Jack shook his head. “Nah. It all gets mixed up when it’s collected.”

“Too bad. Thanks, Jack!” Clark called, heading for the stairwell.

At least, Lois wouldn’t have to worry about Susan intercepting any of the photos and informing Luthor. Even a blackmailer didn’t deserve a death sentence for threatening Lois.

Keeping secrets was certainly a recipe for marital disaster, but he knew Lois’s fiancé was already holding much back from her. As Clark wouldn’t mind if Lois and Luthor broke up, he would actively encourage Lois’s behavior, especially since she had turned to him, Clark, for help. Clark would protect Lois from any consequences. Anyway, he rather liked that Lois trusted him more than her fiancé.

He knew it was also ironic that he held the opinion that the members of a couple should be completely honest with each other, as he had never told anyone his own secret. Then, again, he had never been engaged before, either.

***

Clark collapsed onto his sofa, respecting the hard work the police put into their jobs. Even with all his powers, investigating wasn’t easy.
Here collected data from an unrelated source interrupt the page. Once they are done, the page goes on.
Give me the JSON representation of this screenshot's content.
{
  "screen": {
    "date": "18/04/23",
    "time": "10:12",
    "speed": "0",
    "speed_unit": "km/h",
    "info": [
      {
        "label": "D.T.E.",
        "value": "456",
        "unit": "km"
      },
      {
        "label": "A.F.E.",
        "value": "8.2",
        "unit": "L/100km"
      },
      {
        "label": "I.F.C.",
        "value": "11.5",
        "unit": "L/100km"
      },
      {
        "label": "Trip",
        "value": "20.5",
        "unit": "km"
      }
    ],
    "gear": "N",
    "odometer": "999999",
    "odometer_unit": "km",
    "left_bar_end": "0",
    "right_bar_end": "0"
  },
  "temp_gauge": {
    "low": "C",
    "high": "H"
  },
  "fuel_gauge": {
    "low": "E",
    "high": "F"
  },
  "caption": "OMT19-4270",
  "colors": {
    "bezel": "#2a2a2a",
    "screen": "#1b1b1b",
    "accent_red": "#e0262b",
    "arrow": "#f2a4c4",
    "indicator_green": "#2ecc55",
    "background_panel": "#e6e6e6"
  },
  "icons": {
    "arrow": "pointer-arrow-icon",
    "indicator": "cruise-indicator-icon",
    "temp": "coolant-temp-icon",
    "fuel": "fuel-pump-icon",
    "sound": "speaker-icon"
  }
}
Jack had delivered one more picture after lunch and a fourth before the end of the day, saying he thought it was best if it didn’t wait until the next day. The letters going through the mailroom meant that too many fingers touched the envelopes to distinguish the blackmailer’s prints from the outside alone. Clark had needed to compare any prints on the photographs with those on the outside of the envelopes. As luck would have it, there weren’t any fingerprints on the pictures themselves. At least, none that Clark’s magnifying vision could discern.

In the third print, Lois was back in just her Met U sweatshirt lying on her stomach in bed, shyly gazing at the camera through her hair. In the fourth, she gave the camera a suggestive look while holding a banana.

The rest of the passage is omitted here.